There are some who feel that immediate release opioids are more likely to foster addiction than extended release preparations, because IR pharmacokinetics provide a “spike” in opioid levels where ER pills deliver their components more slowly. I do not think that there is literature to guide us on this specific question, in opioid-naive patients. The opioid spike theory makes some sense, but so does the idea that ER preparations saturate the opioid receptors continuously, causing a more powerful cellular/neurotransmitter adaptive response that is crucial to the pathophysiology of addiction. Bottom line is that I don’t think we know the answer to that question but we do know ER opioids are much more likely to kill people overall, so it makes sense to avoid them.

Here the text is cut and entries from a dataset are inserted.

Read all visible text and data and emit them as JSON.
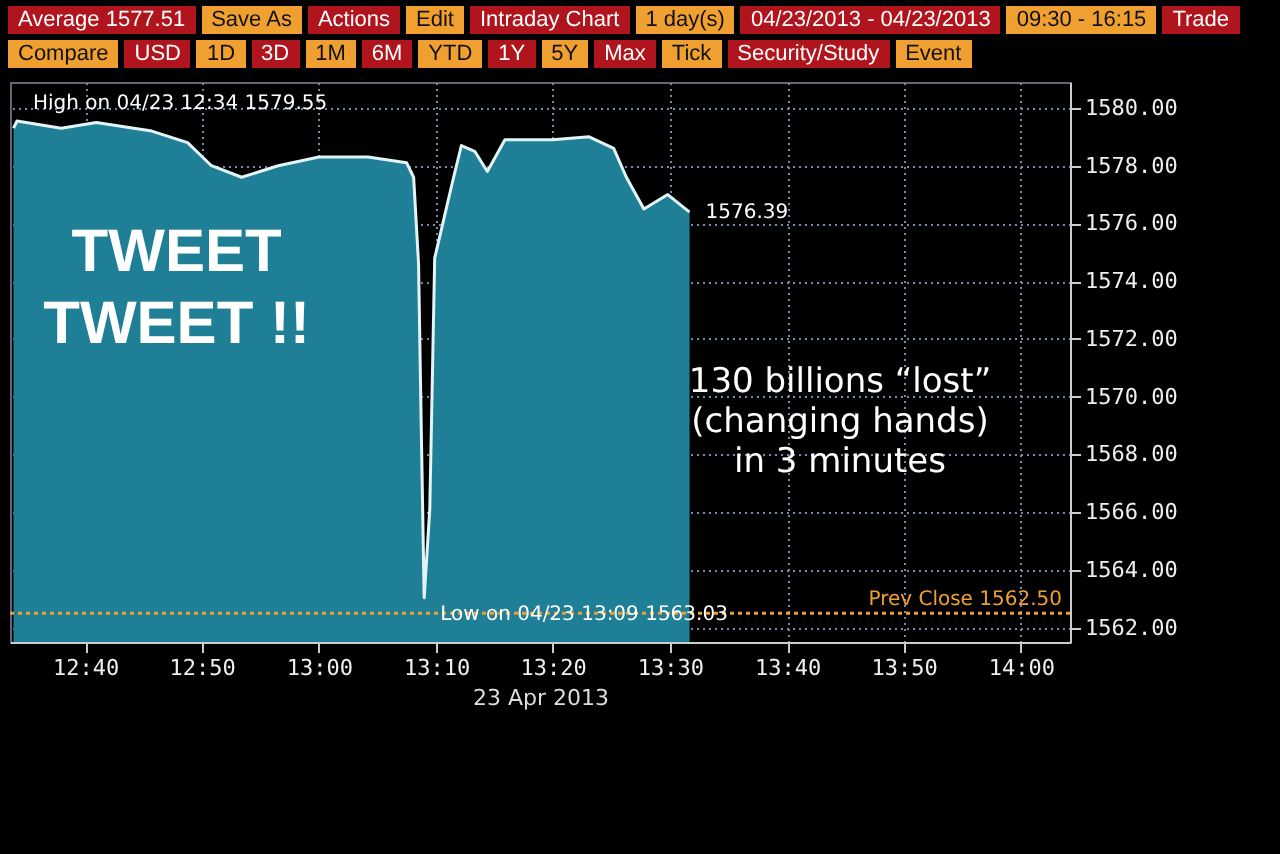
{
  "chart_data": {
    "type": "area",
    "xlabel": "23 Apr 2013",
    "x": [
      12.565,
      12.57,
      12.633,
      12.683,
      12.762,
      12.813,
      12.847,
      12.89,
      12.942,
      13.0,
      13.07,
      13.125,
      13.135,
      13.142,
      13.146,
      13.15,
      13.158,
      13.165,
      13.19,
      13.203,
      13.222,
      13.24,
      13.265,
      13.333,
      13.385,
      13.42,
      13.438,
      13.463,
      13.497,
      13.528
    ],
    "series": [
      {
        "color": "#1f7f96",
        "values": [
          1579.3,
          1579.55,
          1579.3,
          1579.5,
          1579.2,
          1578.8,
          1578.0,
          1577.6,
          1578.0,
          1578.3,
          1578.3,
          1578.1,
          1577.6,
          1574.6,
          1568.7,
          1563.03,
          1566.1,
          1574.8,
          1577.4,
          1578.7,
          1578.5,
          1577.8,
          1578.9,
          1578.9,
          1579.0,
          1578.6,
          1577.6,
          1576.5,
          1577.0,
          1576.39
        ]
      }
    ],
    "xlim": [
      12.56,
      14.07
    ],
    "xticks": [
      {
        "value": 12.667,
        "label": "12:40"
      },
      {
        "value": 12.833,
        "label": "12:50"
      },
      {
        "value": 13.0,
        "label": "13:00"
      },
      {
        "value": 13.167,
        "label": "13:10"
      },
      {
        "value": 13.333,
        "label": "13:20"
      },
      {
        "value": 13.5,
        "label": "13:30"
      },
      {
        "value": 13.667,
        "label": "13:40"
      },
      {
        "value": 13.833,
        "label": "13:50"
      },
      {
        "value": 14.0,
        "label": "14:00"
      }
    ],
    "ylim": [
      1561.5,
      1580.9
    ],
    "yticks": [
      {
        "value": 1562,
        "label": "1562.00"
      },
      {
        "value": 1564,
        "label": "1564.00"
      },
      {
        "value": 1566,
        "label": "1566.00"
      },
      {
        "value": 1568,
        "label": "1568.00"
      },
      {
        "value": 1570,
        "label": "1570.00"
      },
      {
        "value": 1572,
        "label": "1572.00"
      },
      {
        "value": 1574,
        "label": "1574.00"
      },
      {
        "value": 1576,
        "label": "1576.00"
      },
      {
        "value": 1578,
        "label": "1578.00"
      },
      {
        "value": 1580,
        "label": "1580.00"
      }
    ],
    "grid": true,
    "ref_lines": [
      {
        "axis": "y",
        "value": 1562.5,
        "label": "Prev Close 1562.50",
        "color": "#f0a030",
        "line_style": "dotted"
      }
    ],
    "annotations": [
      {
        "text": "TWEET\nTWEET !!",
        "x": 13.125,
        "y": 1578.1
      },
      "130 billions “lost”\n(changing hands)\nin 3 minutes",
      {
        "text": "High on 04/23 12:34 1579.55",
        "x": 12.57,
        "y": 1579.55
      },
      {
        "text": "Low on 04/23 13:09 1563.03",
        "x": 13.15,
        "y": 1563.03
      },
      {
        "text": "1576.39",
        "x": 13.528,
        "y": 1576.39
      },
      "Average 1577.51",
      "Save As",
      "Actions",
      "Edit",
      "Intraday Chart",
      "1 day(s)",
      "04/23/2013 - 04/23/2013",
      "09:30 - 16:15",
      "Trade",
      "Compare",
      "USD",
      "1D",
      "3D",
      "1M",
      "6M",
      "YTD",
      "1Y",
      "5Y",
      "Max",
      "Tick",
      "Security/Study",
      "Event"
    ]
  }
}
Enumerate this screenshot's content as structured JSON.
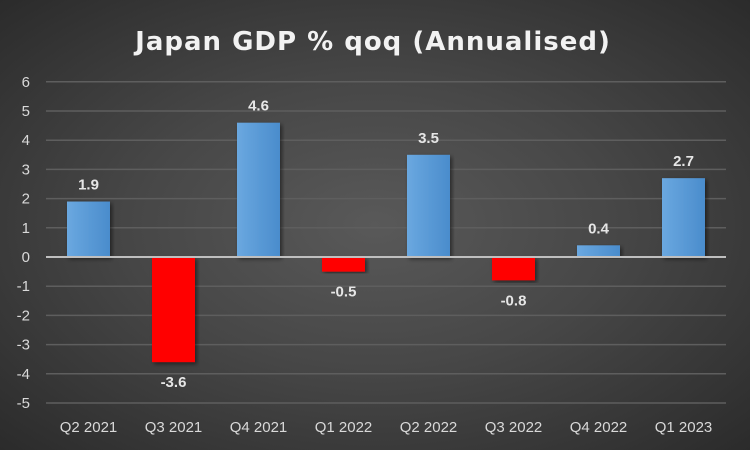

But again, much more important than choosing IR vs. ER or oxy vs. something else (avoid oxycodone) is to prescribe to fewer patients. The vast majority of patients currently discharged from american/canadian emergency departments with opioids would do very well with non-opioid analgesia, which confers no addiction risk.
Thanks so much, that all makes sense! I definitely agree this issue is a battle against two evils, both to be avoided as much as possible. Appreciate your time, Crystal
I found this episode fascinating. I’m not a medical professional, but I have a syndrome which causes chronic pain from frequent joint dislocations, diagnosed during childhood. At the time, my parents decided that I was not to take opioids, and I am very grateful. I imagine I would have been dependent by the time I was a teenager, as some other patients are. To laypeople, parents can seem abusive when denying these drugs and not wanting their children to develop dependence. Do you manage pediatric cases differently, and if so, how? I would be interested in a follow-up episode. Thanks for such an interesting podcast.
Thanks for sharing your personal experience Mila. This is exactly the kind of thing physicians need to hear. While there is some evidence that poor pain control in the Emergency Department for acutely painful conditions in children leads to heightened pain sensitivity as an adult, I am not aware of any literature for chronic pain outside the ED. We have done an episode on pediatirc pain management (http://emergencymedicinecases.com/pediatric-pain-management/), but did not address patients with chronic pain conditions specifically.
Hello. Can you suggest any scholarly articles on how medical decision making goes up when the patient is an infant or a child under the age of 8?